Because most public project liens in Kentucky must be asserted against funds that are owed by a public entity to a contractor, the assertion of the public project lien by XYZ Supply Company, Inc. against the real property owned by the public agency in our hypothetical above would most likely be improper IF the real property were owned by a state agency or by a city or county government. As a result, the public agency described in the hypothetical above could seek a release XYZ’s lien in several ways. First, the public agency could advise XYZ of the impropriety of its lien against the agency’s real property and simply ask that the lien be voluntarily released. If XYZ refused to voluntarily release the lien, then the public agency could “bond over” the lien pursuant to KRS 376.100. Another potential alternative for the public agency would be to seek a judicial release of the XYZ’s lien. And, perhaps another alternative would be to make a claim against Contractor X’s performance bond on the project.
In short, the public agency described in the hypothetical above is not without recourse and has options to seek a release of the lien that was asserted against its real property. So, if you are the director of a public agency, and you find yourself in the situation above, you should immediately consult with your agency’s legal counsel to discuss the options that are available to seek a release of the public project lien that has been asserted against your agency’s real property.

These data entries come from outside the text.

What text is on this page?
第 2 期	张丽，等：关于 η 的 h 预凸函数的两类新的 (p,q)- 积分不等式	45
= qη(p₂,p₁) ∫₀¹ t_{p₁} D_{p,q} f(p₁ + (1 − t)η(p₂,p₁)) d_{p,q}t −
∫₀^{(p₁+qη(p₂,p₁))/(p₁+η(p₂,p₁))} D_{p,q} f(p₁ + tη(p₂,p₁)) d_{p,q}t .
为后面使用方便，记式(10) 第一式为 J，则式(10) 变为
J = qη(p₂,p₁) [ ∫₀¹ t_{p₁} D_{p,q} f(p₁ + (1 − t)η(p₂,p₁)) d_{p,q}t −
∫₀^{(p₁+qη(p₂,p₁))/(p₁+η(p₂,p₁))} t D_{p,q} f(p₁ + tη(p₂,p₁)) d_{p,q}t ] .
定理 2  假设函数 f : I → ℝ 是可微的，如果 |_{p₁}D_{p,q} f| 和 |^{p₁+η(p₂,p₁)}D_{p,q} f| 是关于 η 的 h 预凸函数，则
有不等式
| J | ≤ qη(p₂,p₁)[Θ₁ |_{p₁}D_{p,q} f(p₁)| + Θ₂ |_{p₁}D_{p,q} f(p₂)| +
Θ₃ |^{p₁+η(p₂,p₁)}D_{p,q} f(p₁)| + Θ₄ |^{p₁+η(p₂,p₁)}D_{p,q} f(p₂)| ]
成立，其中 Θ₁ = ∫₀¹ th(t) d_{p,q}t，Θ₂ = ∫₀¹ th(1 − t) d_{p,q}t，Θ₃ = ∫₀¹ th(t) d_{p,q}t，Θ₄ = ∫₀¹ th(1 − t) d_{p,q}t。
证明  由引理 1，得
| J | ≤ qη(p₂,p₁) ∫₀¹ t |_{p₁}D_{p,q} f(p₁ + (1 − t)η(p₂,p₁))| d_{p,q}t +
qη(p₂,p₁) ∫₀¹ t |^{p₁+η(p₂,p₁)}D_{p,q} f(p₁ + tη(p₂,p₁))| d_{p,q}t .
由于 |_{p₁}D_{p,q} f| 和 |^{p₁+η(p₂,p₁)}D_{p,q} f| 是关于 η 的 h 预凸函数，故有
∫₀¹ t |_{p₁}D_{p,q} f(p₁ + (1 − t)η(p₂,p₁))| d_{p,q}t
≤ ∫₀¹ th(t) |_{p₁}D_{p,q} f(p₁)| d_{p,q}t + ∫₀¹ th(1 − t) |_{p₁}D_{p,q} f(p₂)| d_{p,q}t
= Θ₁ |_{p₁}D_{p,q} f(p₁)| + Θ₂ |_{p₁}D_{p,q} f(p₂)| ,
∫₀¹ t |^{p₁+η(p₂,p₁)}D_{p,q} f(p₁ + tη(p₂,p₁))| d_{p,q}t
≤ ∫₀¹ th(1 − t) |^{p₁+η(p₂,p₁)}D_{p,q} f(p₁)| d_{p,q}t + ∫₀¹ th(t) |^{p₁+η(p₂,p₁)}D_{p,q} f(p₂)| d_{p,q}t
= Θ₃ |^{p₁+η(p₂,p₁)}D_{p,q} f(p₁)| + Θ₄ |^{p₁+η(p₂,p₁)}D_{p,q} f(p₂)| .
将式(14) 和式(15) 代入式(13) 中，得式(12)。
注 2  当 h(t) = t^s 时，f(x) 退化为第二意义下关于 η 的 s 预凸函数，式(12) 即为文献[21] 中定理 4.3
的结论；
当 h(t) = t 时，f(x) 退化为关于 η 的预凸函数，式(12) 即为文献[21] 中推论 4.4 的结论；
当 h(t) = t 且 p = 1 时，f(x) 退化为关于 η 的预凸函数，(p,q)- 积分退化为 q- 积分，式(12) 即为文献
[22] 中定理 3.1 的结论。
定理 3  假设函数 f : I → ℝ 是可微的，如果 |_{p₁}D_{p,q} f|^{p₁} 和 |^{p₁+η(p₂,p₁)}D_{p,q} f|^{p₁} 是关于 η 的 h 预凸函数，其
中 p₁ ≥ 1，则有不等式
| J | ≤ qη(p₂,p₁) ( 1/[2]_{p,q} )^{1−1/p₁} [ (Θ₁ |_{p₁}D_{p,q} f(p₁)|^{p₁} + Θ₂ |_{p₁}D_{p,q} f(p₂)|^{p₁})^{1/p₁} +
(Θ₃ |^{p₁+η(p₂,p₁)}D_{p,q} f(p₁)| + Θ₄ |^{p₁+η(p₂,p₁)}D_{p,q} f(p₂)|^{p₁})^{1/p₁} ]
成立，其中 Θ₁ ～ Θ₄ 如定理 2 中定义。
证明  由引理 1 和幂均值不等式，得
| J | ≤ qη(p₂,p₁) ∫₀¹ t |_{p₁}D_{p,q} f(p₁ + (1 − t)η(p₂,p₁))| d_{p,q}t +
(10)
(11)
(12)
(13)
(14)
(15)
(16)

 While it is true that KRS 376.010 provides statutory lien rights to any person who provides labor or materials for the improvement of a property, there are a number of steps required to properly assert and perfect a lien arising under KRS 376.010. For example, pre-lien notice and post-lien notice to the property owner are required, by statute, in order to properly assert and perfect a lien arising under KRS 376.010. However, the process for assertion and perfection of liens arising under KRS 376.010 goes beyond the scope of this article. But, it is worth noting, that the perfection process for liens arising under KRS 376.010 is very detailed and specific. And, failure to follow any of the statutory steps to assert and perfect a mechanic’s lien may result in a loss of lien rights. See Laferty v.Wickes Lumber Co., 708 S.W.2d 107 (Ky. App. 1986). Suffice it to say, if you are a contractor, subcontractor, or material supplier, and you wish to assert and perfect a lien against real property in Kentucky, you would be wise to consult with an attorney prior to undertaking any lien assertion efforts in Kentucky.